Microsoft makes it easier to extend Visual Studio

Microsoft makes it easier to extend Visual Studio

Project Extensibility uses the Common Project System to simplify the processes of updating code and adding features

Microsoft is looking to help developers extend Visual Studio with the release of Project System Extensibility Preview.

Developers can define new project types, write extensions to customize the user experience, or add features with little coding, Andrew Arnott, principal engineer for Visual Studio, said in a blog post this week. "Gone are the days where you have to create or maintain an entire project system -- usually a fork based on MPFproj -- often containing well over 100K lines of code. Instead, you'll be building on the CPS (Common Project System) that ships with Visual Studio and is already used by C++, JavaScript, and ASP.Net 5."

MPFproj and Project System Preview have key differences. MPFproj follows a source code distribution model where a source code tree must be forked, customized, and have binaries built. "The problem with this approach is that if the MPFproj base is updated to fix bugs or add features, you manually merge those changes into your code base and re-ship your project system," said Arnott. But with Project System Preview, developers write extensions for the project system built in Visual Studio and don't have to write an entire project system anymore.
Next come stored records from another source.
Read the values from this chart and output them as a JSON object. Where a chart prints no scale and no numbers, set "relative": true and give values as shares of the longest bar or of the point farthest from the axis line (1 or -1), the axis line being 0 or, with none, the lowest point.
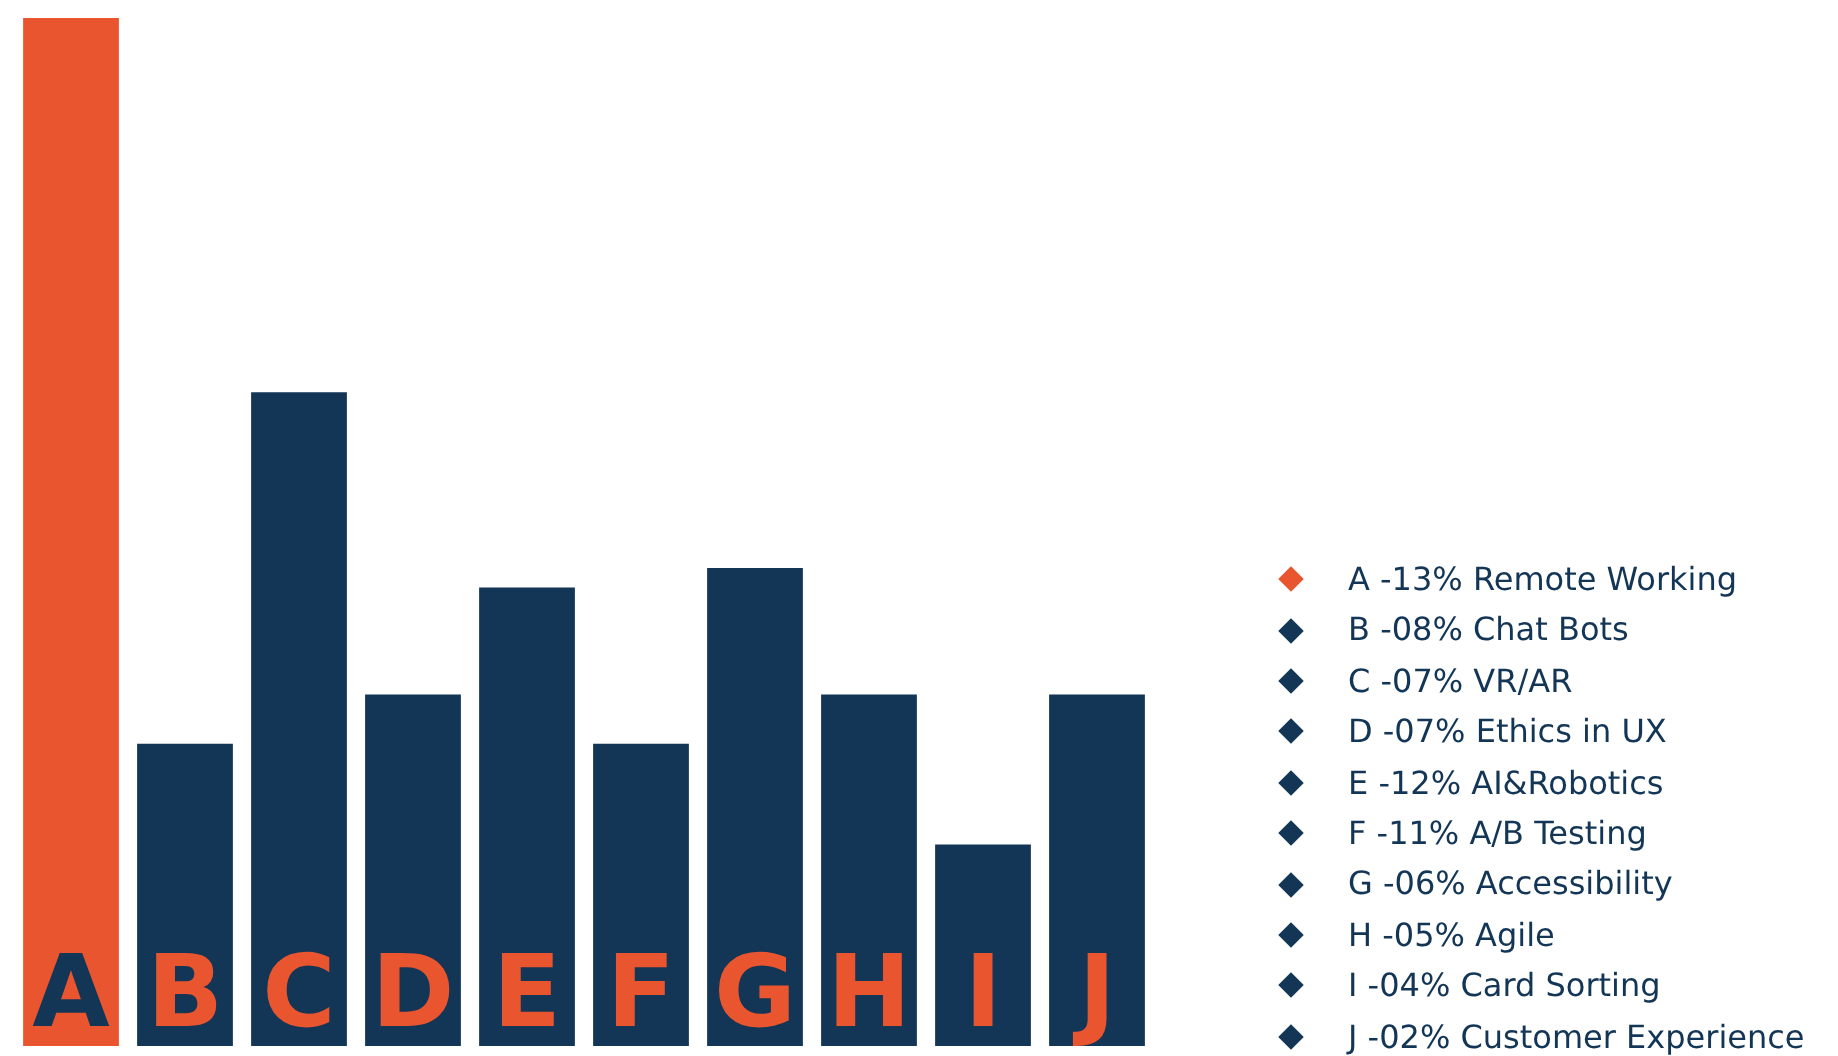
{
  "chart_data": {
    "type": "bar",
    "relative": true,
    "categories": [
      "A",
      "B",
      "C",
      "D",
      "E",
      "F",
      "G",
      "H",
      "I",
      "J"
    ],
    "values": [
      1,
      0.294,
      0.636,
      0.342,
      0.446,
      0.294,
      0.465,
      0.342,
      0.196,
      0.342
    ],
    "colors": [
      "#e8552e",
      "#133556",
      "#133556",
      "#133556",
      "#133556",
      "#133556",
      "#133556",
      "#133556",
      "#133556",
      "#133556"
    ],
    "annotations": [
      "A -13% Remote Working",
      "B -08% Chat Bots",
      "C -07% VR/AR",
      "D -07% Ethics in UX",
      "E -12% AI&Robotics",
      "F -11% A/B Testing",
      "G -06% Accessibility",
      "H -05% Agile",
      "I -04% Card Sorting",
      "J -02% Customer Experience"
    ]
  }
}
"The Visual Studio project system is designed from the ground up to be performant, scalable, and responsive -- much more so than MPFproj," Arnott said. "To close the gap between your project system and other project systems that Microsoft ships, it can be less costly to migrate first and then simply turn those features on, rather than re-implement and maintain those features in your own project system. As new features are added to the Visual Studio project system, you'll be able to activate those features when necessary in your own project types."

Microsoft anticipates most project types the company ships will be based on CPS. "We also look forward to migrating some of the existing project systems to CPS in upcoming versions of Visual Studio," said Arnott. "When the API for project system extensibility stabilizes, it will come out of Preview and be added to the Visual Studio SDK."

In a video demonstrating the Project System Extensibility SDK working with Visual Studio 2015, Arnott demonstrates how to introduce Visual Studio IDE support for the language, via a few short steps. Documentation for the project extensibility technology can be found on GitHub.